Steiner currently earns just over $204,000 per year while Barnes’ annual salary as OPM secretary is $209,439, according to the state’s Open Payroll website. Ten years of state service is needed to qualify for a full retirement package that includes both a pension and healthcare benefits. Barnes has accrued seven years and eight months of service toward a full state pension and retirement healthcare.

Ojakian declined to comment on the search, how many people are being interviewed, or about his former colleague’s prospects.

Buffkin, the governor’s general counsel since 2014, left in late July to become executive director of employee relations at the University of Connecticut. Sullivan stepped down in early May as commissioner of the Department of Revenue Services to take a post with Verus Analytics, a private firm that helps tax agencies maximize collections.

Malloy inherited one of the largest projected deficits in modern Connecticut history. Outgoing Republican Gov. M. Jodi Rell and the 2010 legislature used expiring federal stimulus aid, the state’s entire $1.4 billion emergency reserve, numerous smaller account raids, and $1 billion in borrowing to prop up billions of dollars in ongoing programs and services.

State finances, unless adjusted, were on pace to run almost $3.7 billion in the red during Malloy’s first year in office, a shortfall greater than 18 percent of the General Fund.

Barnes played a key role in implementing cost-savings tied to major union concessions deals in 2011 and 2017. The latter agreement contains several provisions that will remain in effect for two more fiscal years after the November election, and unionized employees within the regents’ system are among those participating in the concessions plan.

Barnes spent most of the two decades prior to OPM connected to municipal government, first as a fiscal policy expert for the Connecticut Conference of Municipalities and then as a planner for the cities of Hartford and St.

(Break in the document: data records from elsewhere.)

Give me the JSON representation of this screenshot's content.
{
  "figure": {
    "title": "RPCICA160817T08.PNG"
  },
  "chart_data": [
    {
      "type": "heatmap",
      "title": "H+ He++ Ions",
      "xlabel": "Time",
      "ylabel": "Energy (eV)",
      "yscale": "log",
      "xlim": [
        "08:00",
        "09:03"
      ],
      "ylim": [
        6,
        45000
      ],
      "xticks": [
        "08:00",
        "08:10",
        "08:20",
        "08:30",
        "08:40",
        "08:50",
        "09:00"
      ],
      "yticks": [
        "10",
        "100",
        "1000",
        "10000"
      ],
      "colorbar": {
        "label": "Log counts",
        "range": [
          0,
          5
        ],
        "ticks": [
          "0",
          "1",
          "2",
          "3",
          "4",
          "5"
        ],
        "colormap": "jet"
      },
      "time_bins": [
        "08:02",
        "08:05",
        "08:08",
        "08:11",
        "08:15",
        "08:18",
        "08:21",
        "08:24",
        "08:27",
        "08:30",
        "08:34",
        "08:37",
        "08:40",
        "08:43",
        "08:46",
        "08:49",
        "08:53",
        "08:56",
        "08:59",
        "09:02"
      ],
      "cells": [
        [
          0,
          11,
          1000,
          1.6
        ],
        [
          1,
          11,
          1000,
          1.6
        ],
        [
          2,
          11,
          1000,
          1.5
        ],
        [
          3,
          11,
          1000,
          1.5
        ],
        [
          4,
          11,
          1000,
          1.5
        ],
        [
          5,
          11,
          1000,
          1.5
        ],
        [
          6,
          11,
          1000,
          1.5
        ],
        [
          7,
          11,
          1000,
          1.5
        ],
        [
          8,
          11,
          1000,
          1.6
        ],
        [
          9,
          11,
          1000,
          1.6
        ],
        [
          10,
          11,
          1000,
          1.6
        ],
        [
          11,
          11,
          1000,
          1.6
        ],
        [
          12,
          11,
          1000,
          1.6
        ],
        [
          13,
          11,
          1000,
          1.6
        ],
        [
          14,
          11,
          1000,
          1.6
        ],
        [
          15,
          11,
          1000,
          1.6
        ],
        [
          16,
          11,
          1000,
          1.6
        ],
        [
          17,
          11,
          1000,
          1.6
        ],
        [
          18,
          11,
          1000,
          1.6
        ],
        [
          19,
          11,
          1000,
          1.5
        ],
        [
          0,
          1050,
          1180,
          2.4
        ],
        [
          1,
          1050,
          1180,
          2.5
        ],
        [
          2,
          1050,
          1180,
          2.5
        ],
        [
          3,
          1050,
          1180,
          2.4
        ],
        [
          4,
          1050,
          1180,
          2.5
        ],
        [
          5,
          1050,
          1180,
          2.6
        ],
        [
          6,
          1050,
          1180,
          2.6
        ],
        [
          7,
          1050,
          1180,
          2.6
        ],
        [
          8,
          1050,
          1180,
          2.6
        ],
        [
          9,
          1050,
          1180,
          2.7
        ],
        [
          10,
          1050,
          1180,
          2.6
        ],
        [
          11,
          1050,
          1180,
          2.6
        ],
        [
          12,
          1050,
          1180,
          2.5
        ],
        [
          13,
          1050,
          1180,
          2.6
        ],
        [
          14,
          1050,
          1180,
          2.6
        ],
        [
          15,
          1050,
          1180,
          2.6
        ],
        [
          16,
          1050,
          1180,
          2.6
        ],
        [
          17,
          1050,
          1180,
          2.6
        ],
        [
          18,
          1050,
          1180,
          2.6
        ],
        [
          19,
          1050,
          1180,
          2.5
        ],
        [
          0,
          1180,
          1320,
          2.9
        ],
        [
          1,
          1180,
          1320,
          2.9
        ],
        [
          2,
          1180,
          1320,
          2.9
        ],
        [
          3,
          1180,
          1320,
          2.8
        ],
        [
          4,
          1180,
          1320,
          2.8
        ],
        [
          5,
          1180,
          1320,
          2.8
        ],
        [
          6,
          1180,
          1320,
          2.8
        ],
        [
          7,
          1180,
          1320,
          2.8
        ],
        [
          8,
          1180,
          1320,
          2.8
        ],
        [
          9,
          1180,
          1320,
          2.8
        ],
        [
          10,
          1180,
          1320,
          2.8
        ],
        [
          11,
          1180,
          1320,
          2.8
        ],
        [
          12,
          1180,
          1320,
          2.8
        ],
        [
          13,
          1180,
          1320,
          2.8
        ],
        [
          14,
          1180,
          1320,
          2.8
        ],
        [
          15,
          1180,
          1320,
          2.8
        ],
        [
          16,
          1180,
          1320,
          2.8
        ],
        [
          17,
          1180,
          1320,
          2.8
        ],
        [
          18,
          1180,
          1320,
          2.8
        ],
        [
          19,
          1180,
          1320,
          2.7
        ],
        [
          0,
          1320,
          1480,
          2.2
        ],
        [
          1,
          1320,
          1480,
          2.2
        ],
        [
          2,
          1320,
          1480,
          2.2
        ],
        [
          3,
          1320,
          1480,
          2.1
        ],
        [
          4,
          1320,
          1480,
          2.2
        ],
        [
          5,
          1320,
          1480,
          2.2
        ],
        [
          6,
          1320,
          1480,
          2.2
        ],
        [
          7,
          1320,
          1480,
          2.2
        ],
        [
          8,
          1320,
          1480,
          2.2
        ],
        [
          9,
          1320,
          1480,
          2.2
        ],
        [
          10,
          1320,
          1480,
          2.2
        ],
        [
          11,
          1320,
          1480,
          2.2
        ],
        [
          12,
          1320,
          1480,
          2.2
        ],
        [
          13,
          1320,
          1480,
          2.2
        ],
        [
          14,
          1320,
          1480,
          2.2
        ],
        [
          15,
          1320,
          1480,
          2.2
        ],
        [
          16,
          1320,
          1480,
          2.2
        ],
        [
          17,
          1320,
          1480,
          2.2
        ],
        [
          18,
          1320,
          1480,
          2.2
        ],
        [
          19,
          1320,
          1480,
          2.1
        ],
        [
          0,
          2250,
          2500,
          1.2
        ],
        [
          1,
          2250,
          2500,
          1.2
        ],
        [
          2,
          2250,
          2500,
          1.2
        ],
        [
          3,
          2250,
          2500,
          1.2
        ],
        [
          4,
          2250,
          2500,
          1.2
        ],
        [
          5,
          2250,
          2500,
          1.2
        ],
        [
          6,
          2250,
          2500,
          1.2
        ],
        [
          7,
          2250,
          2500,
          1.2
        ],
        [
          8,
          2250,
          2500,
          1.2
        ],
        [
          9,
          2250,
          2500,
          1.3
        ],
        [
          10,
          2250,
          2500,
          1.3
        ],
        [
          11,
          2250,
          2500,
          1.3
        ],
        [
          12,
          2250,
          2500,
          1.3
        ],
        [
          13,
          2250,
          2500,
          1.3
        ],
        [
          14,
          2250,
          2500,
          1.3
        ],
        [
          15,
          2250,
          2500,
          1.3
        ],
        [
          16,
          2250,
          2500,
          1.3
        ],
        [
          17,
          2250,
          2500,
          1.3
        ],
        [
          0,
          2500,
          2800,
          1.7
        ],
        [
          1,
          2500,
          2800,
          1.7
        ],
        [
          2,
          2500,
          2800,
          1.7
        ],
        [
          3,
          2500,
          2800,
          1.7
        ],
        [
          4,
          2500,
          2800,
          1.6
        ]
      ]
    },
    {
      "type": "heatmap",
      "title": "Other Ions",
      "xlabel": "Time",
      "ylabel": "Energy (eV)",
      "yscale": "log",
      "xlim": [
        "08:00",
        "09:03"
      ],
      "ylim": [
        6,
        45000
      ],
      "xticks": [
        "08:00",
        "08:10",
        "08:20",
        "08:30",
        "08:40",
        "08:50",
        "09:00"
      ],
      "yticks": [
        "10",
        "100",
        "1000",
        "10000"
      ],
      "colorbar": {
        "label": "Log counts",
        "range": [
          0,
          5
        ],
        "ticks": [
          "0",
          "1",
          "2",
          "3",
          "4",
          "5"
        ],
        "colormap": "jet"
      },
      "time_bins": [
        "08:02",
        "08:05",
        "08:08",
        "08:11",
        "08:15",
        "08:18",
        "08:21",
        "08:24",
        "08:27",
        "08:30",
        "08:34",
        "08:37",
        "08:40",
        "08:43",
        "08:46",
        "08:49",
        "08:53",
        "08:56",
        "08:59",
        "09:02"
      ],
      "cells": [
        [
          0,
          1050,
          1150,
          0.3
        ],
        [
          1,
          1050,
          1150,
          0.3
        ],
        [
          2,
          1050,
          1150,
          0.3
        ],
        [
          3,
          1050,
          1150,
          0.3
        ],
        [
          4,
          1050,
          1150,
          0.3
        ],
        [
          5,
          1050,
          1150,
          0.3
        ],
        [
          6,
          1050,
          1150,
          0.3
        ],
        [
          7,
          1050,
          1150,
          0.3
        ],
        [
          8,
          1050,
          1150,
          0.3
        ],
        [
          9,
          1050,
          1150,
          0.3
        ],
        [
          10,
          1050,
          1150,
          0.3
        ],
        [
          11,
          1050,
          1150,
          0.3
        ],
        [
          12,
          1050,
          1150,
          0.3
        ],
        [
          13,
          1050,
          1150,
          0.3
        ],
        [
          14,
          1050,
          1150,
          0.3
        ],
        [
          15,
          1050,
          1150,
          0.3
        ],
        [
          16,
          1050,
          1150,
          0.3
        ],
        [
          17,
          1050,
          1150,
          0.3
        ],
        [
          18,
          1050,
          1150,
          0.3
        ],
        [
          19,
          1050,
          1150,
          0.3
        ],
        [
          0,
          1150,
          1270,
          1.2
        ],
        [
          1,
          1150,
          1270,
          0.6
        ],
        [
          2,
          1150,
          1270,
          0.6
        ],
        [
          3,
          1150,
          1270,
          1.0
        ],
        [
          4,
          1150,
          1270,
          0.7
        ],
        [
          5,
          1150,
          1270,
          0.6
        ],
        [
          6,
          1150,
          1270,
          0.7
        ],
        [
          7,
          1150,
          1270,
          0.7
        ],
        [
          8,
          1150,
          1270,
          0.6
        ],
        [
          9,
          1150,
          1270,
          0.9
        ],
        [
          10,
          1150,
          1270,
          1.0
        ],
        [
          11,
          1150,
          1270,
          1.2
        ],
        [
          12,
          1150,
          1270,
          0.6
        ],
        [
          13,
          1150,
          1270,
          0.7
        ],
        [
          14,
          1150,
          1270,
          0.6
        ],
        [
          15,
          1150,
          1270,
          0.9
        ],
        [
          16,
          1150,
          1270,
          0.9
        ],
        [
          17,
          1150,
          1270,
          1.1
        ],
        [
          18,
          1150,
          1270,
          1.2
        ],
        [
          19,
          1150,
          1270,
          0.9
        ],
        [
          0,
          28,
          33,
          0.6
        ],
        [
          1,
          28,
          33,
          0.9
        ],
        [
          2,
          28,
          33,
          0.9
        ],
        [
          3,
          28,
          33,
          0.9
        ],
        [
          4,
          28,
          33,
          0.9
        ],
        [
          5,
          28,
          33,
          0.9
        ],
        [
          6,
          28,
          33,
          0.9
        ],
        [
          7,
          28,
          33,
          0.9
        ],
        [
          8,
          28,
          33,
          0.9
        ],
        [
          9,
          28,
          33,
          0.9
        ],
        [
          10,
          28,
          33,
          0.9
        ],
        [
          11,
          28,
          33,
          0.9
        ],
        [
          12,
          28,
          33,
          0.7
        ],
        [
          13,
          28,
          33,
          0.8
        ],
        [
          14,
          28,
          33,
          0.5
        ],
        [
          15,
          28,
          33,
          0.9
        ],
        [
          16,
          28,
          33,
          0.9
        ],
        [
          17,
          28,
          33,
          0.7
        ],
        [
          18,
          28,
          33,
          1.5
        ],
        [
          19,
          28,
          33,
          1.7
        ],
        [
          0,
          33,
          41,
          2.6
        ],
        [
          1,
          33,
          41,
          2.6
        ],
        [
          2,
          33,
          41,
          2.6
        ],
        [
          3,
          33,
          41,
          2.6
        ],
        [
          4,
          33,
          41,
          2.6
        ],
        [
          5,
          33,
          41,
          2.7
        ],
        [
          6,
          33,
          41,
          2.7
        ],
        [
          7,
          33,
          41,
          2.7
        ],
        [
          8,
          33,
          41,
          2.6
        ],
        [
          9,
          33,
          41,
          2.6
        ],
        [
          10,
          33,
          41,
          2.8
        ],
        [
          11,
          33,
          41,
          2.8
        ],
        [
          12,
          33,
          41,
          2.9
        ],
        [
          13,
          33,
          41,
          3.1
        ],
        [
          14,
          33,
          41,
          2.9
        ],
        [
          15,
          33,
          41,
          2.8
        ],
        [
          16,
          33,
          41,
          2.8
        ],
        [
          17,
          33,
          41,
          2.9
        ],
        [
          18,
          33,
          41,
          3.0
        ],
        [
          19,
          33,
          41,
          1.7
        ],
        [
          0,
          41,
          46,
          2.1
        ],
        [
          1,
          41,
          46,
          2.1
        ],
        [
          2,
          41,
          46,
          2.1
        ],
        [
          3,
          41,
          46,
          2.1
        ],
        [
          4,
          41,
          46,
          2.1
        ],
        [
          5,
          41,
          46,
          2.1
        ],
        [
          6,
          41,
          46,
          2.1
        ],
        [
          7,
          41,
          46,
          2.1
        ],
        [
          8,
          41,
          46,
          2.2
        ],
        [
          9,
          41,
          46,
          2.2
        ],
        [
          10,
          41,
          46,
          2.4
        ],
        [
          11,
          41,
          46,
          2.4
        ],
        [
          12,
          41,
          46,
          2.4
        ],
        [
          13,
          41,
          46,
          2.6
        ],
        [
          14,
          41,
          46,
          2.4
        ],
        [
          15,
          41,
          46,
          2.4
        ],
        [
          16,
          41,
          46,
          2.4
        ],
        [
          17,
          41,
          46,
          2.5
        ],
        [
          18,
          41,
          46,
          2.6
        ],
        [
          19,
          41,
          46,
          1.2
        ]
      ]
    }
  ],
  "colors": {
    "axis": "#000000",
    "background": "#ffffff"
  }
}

Petersburg, Fla., where he was raised.

Barnes held three administrative posts in Stamford between 2000 and 2009 during Malloy’s tenure as mayor of that city, including serving as director of operations. Barnes’ last post in municipal government was in 2010, when he served as operating Officer for the Bridgeport Public Schools, overseeing the school system’s facilities, transportation, technology and a $215 million budget.